Mr. Blase: “Yes, I agree. We need to create a health sector that serves the patient and where the patient is in control, rather than a health system that is so insurance company-dominated. One of the big problems with the ACA is how much power it gave to health insurance companies. In addition to all those subsidies, it also would put in place a tax penalty for people that didn’t buy their product.”

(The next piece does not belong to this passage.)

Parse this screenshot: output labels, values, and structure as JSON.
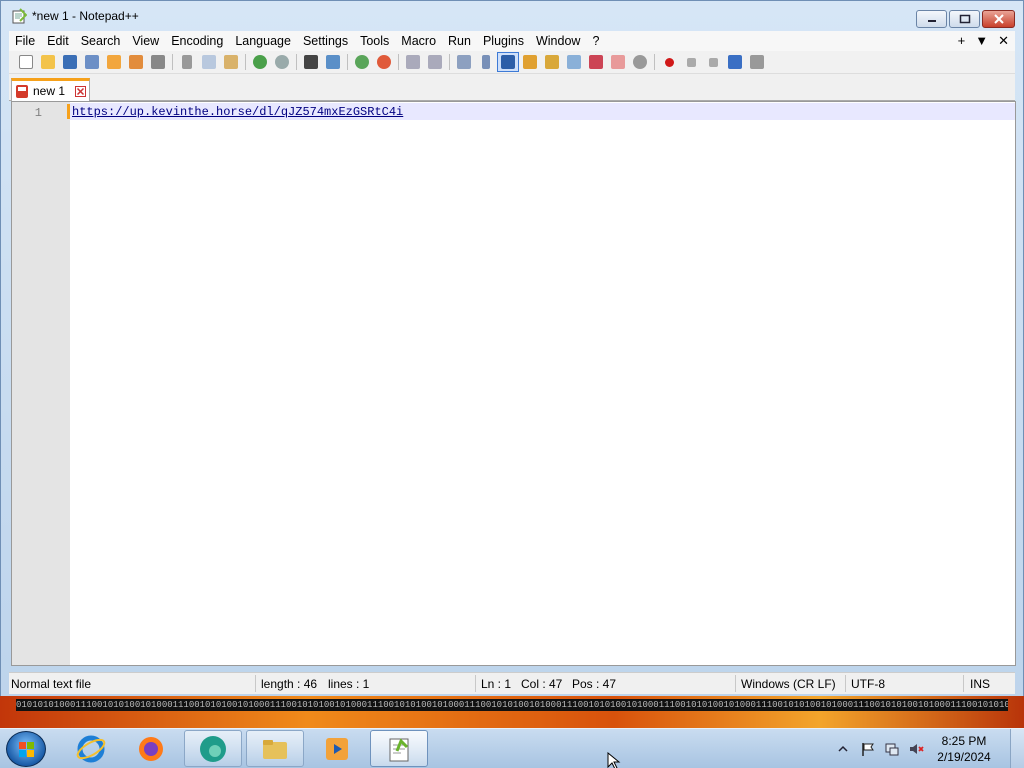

Senator Marshall: “It was a giant gift to big health insurance companies. And we need to move the power away from giant health insurance companies back to individual patients and families.”
“One other in our package of bills we would consider, Senator Sheehy has legislation that would make it easier for small businesses to get their employees into the ACA and hopefully have a healthier pool of people in the ACA, rather than the opposite of what’s occurring as well. And I think that’s due in some tax structure as well.”
“I’ll just end with this. I hope that my friends across the aisle shared the same goals that we do that we want to make health care affordable, meaningful, and accessible to everybody. And we have to stop talking just about how do we make transfer premiums from the consumer to the federal government? I think a solution where we just shift the ship, the cost from the consumer to the federal government, is just going to continue to inflate insurance prices as well. Thank you, Mr. Chairman. I yield back.”